37.) When Richie asks Julie if he should wear the Black Sabbath or Pink Floyd T-shirt to the A&R meeting where he’s about to announce a new (punk) sound aborning, and he goes with the Sabbath, the writers missed the fantastic opportunity for him to choose the Floyd but detourne it by ripping it up and adding an “I Hate…” in Magic Marker, as Johnny Rotten once did.

Julie Silver/Max Casella with Richie and a mysteriously blacked-out Sabbath T (HBO)

38.) Speaking of the dying dinosaurs, Richie breaking a perfectly good Jethro Tull record really was unforgivable! (Alright, that was a joke. But no matter how far out of his gourd he was on booze and coke, no music lover could ever destroy an original Bo Diddley cigar-box guitar as Richie does in a coked-up tantrum!)

39.) Scorsese’s relationship with music is problematic. Sure, he’s made some timeless choices from the rock canon for the soundtracks of some of his films. But he’s overly worshipful of that canon; he’s far too enthralled with the rosy glow of nostalgia, and he’s forever sucking up to his heroes rather than challenging them, as punk did. His Bob Dylan documentary was a toothless bore; his Rolling Stones concert film was even more of a snooze, and let us never forget that he helmed the most slavishly suck-up, horribly overrated rock film of all time, The Last Waltz, as noted by no less a sage than legendary rock critic Lester Bangs. Speaking of whom…

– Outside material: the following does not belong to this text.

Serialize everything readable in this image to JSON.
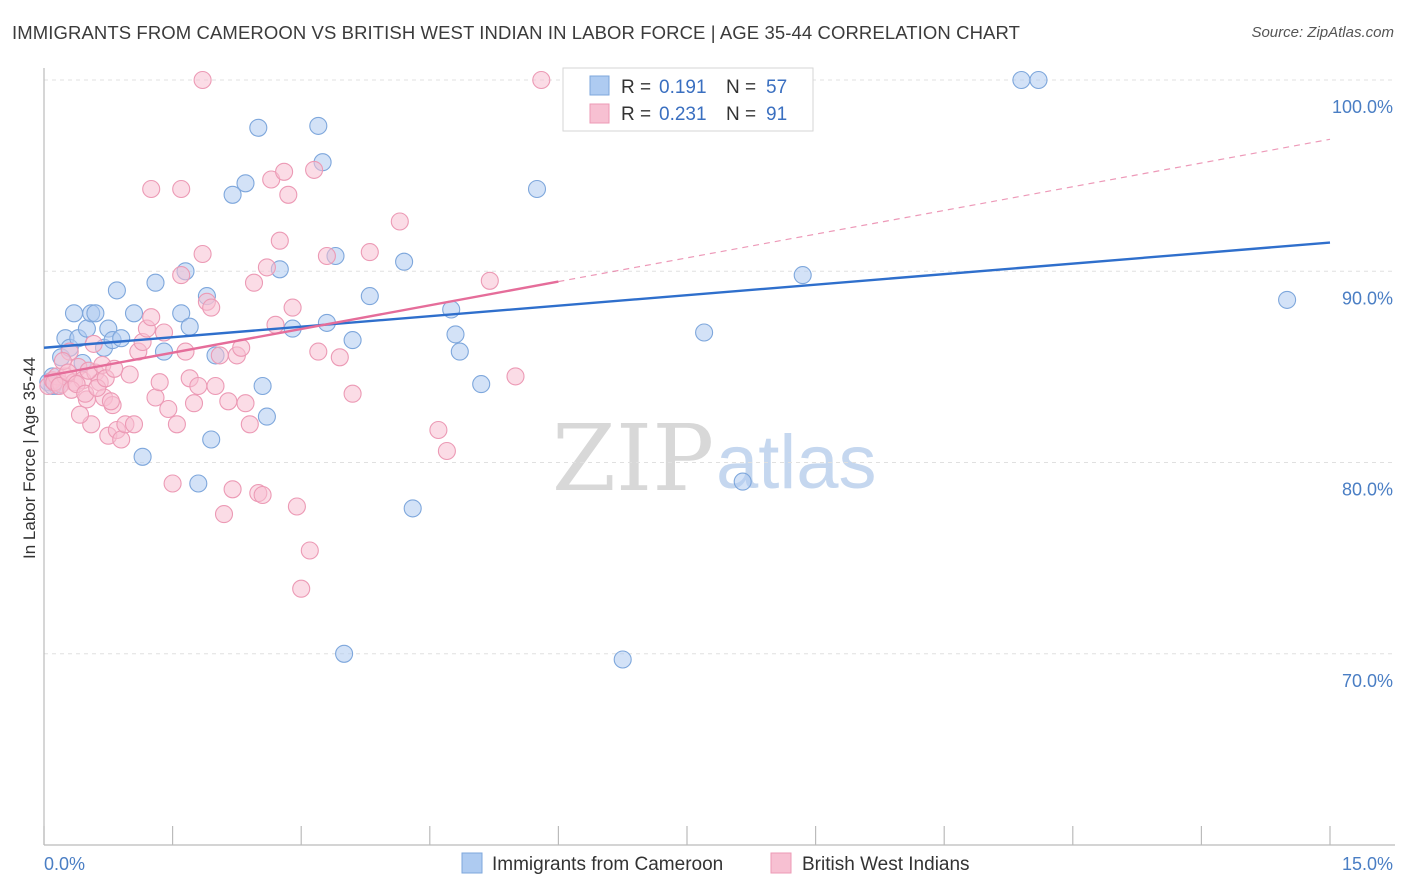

40.) The show namechecks Bangs within its first few minutes—evil receptionist to Richie upon his arrival at the company’s Brill Building offices: “Lester Bangs returned your call!”—though to no good end. Invoking Lester only underscores that someone involved behind the scenes of this mess knows better, and the same is true of the many other cool name-drops so far, among them Captain Beefheart, the MC5, and Suicide. Fellas, you may know the names, but you don’t seem to have gotten the messages.

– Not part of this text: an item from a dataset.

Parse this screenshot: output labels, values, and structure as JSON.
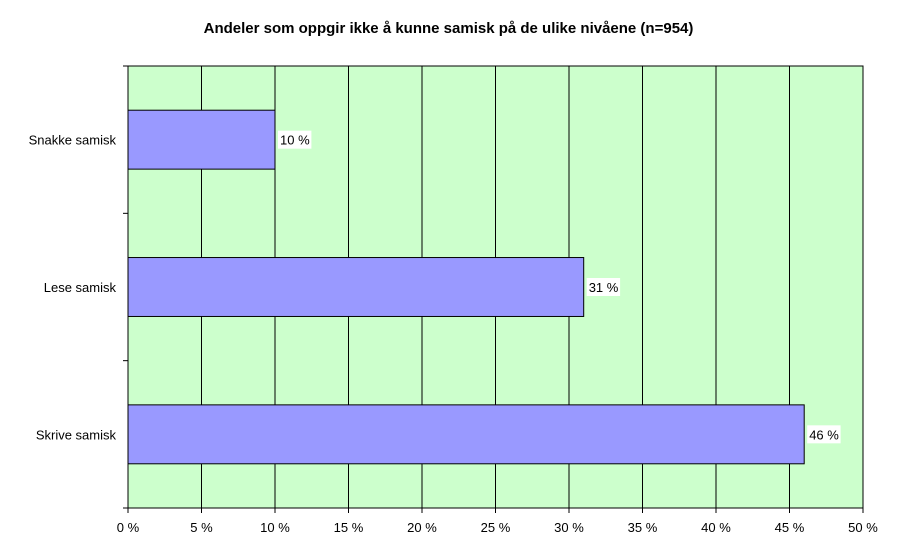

At least, not yet. We’ll find out if things take a turn for the better—and despite low ratings and skeptical to savage reviews, HBO already has renewed Vinyl for a second season after the first nine episodes.

Wait, did I just say we’ll find out?

Yeah, I did. Despite all of the reasons listed above, and probably many more to come, I’m hooked, if only to hate-watch the damn thing. I mean, how could I not? They namechecked Lester Bangs!